Uruguay exhibirá mañana en la cumbre de Unasur en Bariloche su tradicional postura de no intervención en asuntos de otros países en un encuentro tensado por el acuerdo entre Colombia y EE.UU, al que se suman nuevos roces diplomáticos.
Ayer el subsecretario estadounidense adjunto para Asuntos Andinos y del Cono Sur, Christopher McMullen, dio al canciller uruguayo Gonzalo Fernández, información de primera mano sobre el alcance de un acuerdo militar entre su país y Colombia que ha generado fuertes reacciones de rechazo en países como Venezuela, Bolivia y Ecuador. El gobierno de Hugo Chávez anunció que romperá relaciones con Colombia y el mandatario dará una fuerte batalla contra el acuerdo en la reunión de la Unasur porque alega que la intención de EE.UU. es derrocarlo.
McMullen realizó una gira relámpago por Brasil, Argentina y Uruguay informando sobre los contenidos del acuerdo. Asegura que la intención de Estados Unidos es reducir la presencia militar estadounidense en Colombia, así como recortar gradualmente la asistencia militar a ese país (que lleva casi una década) en la lucha contra el narcotráfico y las FARC (ver entrevista en esta página).
El presidente Tabaré Vázquez ya informó a su par colombiano Álvaro Uribe la oposición de Uruguay a la presencia de bases o fuerzas extranjeras en la región y se mostró partidario de que el tema sea debatido en la comisión de Defensa de la Unasur. Asimismo, Uruguay ratificó su política de no intervención en asuntos de terceros países, lo que implícitamente reconoce el derecho de Colombia a celebrar acuerdos bilaterales.
Chávez ya advirtió a su canciller Nicolás Maduro, de que prepare la ruptura de relaciones con el gobierno de Uribe, con quien mantiene un intercambio comercial de US$ 7.200 millones altamente favorable a Colombia. Se trata de compras vitales para Venezuela, mayoritariamente de alimentos, y de difícil reemplazo para el país caribeño.
"Esas siete bases `yanquis` son una declaración de guerra contra la revolución bolivariana y así lo asumimos", dijo Chávez.
El presidente venezolano ordenó a sus militares que se preparen para un posible enfrentamiento y anunció planes para comprar decenas de tanques rusos para aumentar la capacidad militar del país. También ordenó cortar los envíos de combustible a Colombia y sustituir las importaciones de bienes y servicios colombianos.
OTRAS REACCIONES. El acuerdo permite a tropas estadounidenses operar en siete bases militares del territorio colombiano y es resistido también por Bolivia y Ecuador que denuncian amenazas para su soberanía. El convenio también inquietó a Brasil y el presidente brasileño, Luiz Inácio Lula da Silva, conversó telefónicamente con su par Barack Obama transmitiéndole que "hay una sensibilidad muy grande en la región con la instalación de las bases", según informó el canciller brasileño Celso Amorim.
"Hay necesidad de dar garantías de que tanto el equipamiento como el personal no serán usados fuera de los propósitos declarados, o sea el combate al narcotráfico y a las FARC", dijo Amorim.

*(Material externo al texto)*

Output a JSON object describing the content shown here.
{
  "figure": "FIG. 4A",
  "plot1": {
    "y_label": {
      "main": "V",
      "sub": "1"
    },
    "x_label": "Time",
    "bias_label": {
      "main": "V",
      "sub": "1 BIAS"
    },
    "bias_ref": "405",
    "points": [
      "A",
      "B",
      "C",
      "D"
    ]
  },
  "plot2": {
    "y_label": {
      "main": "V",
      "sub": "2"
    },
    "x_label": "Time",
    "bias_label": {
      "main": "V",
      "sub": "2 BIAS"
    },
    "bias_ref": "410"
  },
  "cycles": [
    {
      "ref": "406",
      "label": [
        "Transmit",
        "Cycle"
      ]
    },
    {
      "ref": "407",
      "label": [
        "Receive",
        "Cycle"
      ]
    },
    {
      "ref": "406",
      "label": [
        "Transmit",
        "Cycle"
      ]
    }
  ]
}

Desde un enfoque más moderado, el canciller chileno, Mariano Fernández, dijo que se trata de "integrar a los estados y no generar tensiones ni vientos de guerra".
Por su parte, el canciller de Perú, José Antonio García Belaúnde, pidió "respeto a la soberanía que tiene derecho a ejercer Colombia".
CONTEXTO. El acuerdo entre Washington y Bogotá se da en un contexto en el que el gasto regional de Defensa sumó US$ 51.000 millones en 2008, un 30% más que en 2007, según expertos del argentino Centro de Estudios Nueva Mayoría.
Brasil realizó un acuerdo con Francia que incluye la compra de cinco submarinos, uno de ellos nuclear. Venezuela adquiere en Rusia aviones, helicópteros y fusiles.
Y la reunión de Bariloche tendrá otros condimentos. Colombia reiteró el miércoles una denuncia por "las opciones expansionistas". El canciller colombiano Jaime Bermúdez, dijo que llevará el tema a la Unasur.
Colombia también demandará a Brasil que dé explicaciones sobre su acuerdo de defensa con Francia. Por su parte, también llegara a la reunión de Bariloche el diferendo entre Chile y Perú por las negociaciones del país trasandino con Bolivia para su salida al mar. El presidente de Perú Alan García cuestionó las negociaciones entre Chile y Bolivia. El canciller chileno, Mariano Fernández, rechazó ayer la "intromisión" de un tercer país en relaciones bilaterales chilenas. "Rechazamos de manera categórica la intromisión de un tercer país en las relaciones bilaterales de Chile. Esto no es un tema para ningún organismo multilateral y menos para que haya una inquisición de parte de terceros países frente a Chile", afirmó Fernández.